Hematology

Biography

Biography: Abinaya Seenivasan

Abstract

Objectives: To analyze the incidence of Ceftriaxone Induced Immune Hemolytic Anemia (CIIHA) in pediatric population and its significance among various genotypes of Sickle cell Disease (SCD).
Methods: We performed a single-centered retrospective study for 5 years on ceftriaxone induced hemolysis in SCD population who were in our data base. Pre and post hemoglobin levels following intravenous Ceftriaxone was analyzed. The duration of antibiotics and its effect in different SCD genotypes were studied.
Results: We had 60 admissions among 26 patients and 58 admissions received more than 1 dose of ceftriaxone. The pre- and post-ceftriaxone hemoglobin levels were 85.5 and 83.7 mg/dl respectively. The hemoglobin values post ceftriaxone in HbSS and HbSC genotypes did not show any difference.
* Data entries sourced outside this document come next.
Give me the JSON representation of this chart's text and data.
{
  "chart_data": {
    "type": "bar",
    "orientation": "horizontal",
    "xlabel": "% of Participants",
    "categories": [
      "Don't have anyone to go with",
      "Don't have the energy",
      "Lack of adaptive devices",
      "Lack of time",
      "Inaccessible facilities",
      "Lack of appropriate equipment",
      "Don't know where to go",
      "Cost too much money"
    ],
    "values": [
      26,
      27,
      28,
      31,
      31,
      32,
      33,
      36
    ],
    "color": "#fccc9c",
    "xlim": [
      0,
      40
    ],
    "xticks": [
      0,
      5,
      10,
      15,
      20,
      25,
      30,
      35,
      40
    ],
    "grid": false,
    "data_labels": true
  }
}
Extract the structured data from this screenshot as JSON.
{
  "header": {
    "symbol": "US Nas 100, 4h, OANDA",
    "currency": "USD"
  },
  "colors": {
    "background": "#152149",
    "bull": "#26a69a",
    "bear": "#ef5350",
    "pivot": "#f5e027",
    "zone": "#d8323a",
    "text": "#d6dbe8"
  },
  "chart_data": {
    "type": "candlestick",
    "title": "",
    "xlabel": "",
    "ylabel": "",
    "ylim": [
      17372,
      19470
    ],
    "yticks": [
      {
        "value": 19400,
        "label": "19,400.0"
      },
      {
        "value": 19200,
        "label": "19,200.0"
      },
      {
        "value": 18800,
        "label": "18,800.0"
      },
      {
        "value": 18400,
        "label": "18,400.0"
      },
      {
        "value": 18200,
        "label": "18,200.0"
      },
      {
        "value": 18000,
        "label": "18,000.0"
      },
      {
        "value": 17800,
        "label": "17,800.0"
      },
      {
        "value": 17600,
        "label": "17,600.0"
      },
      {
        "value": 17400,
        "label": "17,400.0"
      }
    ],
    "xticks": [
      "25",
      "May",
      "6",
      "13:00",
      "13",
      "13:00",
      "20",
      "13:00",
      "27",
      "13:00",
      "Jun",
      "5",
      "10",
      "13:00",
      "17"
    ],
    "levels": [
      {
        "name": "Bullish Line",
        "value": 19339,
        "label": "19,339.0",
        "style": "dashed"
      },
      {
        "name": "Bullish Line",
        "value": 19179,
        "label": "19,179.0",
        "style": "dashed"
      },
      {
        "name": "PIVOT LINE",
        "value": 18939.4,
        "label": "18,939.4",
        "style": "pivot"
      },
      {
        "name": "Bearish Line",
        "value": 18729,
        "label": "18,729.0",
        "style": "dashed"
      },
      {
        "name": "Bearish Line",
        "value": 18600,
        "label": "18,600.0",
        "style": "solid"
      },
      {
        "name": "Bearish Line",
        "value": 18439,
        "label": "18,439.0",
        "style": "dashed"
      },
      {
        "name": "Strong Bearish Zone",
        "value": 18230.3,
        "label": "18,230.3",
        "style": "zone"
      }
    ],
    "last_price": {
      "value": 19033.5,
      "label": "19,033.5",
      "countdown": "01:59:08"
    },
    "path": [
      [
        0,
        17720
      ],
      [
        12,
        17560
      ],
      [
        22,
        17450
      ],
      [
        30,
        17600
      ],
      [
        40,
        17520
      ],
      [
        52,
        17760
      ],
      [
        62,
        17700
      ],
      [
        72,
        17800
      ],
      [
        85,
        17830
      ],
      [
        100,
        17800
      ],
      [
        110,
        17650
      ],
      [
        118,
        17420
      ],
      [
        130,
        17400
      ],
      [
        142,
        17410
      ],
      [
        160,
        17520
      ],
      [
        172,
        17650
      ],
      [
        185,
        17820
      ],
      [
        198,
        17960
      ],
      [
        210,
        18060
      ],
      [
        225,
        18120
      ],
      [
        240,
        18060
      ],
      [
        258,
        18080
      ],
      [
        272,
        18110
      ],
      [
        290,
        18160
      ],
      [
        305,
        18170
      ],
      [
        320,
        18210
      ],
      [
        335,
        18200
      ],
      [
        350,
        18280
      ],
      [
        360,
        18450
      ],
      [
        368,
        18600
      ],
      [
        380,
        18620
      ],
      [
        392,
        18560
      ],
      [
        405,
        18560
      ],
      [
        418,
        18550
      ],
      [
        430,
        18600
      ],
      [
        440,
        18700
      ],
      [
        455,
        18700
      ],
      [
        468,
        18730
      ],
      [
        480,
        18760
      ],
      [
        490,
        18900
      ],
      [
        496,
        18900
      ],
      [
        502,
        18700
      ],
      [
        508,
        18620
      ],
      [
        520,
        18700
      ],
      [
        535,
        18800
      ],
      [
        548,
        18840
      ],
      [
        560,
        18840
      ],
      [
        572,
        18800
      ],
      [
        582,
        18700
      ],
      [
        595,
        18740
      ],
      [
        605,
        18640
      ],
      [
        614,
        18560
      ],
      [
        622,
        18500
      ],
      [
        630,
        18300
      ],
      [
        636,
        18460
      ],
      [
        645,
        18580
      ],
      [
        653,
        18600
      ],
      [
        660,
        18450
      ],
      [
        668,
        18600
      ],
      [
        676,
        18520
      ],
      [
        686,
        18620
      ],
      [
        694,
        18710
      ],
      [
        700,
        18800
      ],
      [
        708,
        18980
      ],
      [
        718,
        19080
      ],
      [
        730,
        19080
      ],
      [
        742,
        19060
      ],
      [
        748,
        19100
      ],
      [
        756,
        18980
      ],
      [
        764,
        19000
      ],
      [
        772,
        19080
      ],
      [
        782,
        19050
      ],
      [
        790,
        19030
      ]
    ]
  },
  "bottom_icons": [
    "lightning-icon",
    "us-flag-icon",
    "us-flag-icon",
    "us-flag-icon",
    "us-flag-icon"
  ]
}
Despite receiving 10 doses of ceftriaxone none of them showed acute clinical deterioration.
Discussion: Increasing case reports on CIIHA in children with SCD causes wariness of using the most preferred antibiotic.  As actual incidence of CIIHA remains unknown, we retrospectively analyzed the effect of ceftriaxone in children with SCD. Among 60 admissions none of them showed clinical deterioration and the pre and post ceftriaxone hemoglobin levels were similar. The number of doses did not have any effect on the hemoglobin levels. There were no appreciable differences in hemolysis between the HbSS and HbSC groups. 
Conclusion: Although the complication of CIIHA should be borne in mind, it should not be a limiting factor to offer ceftriaxone and would be premature to defer in the SCD population. Larger multi-centric trials are required to understand the actual incidence of CIIHA in paediatric population.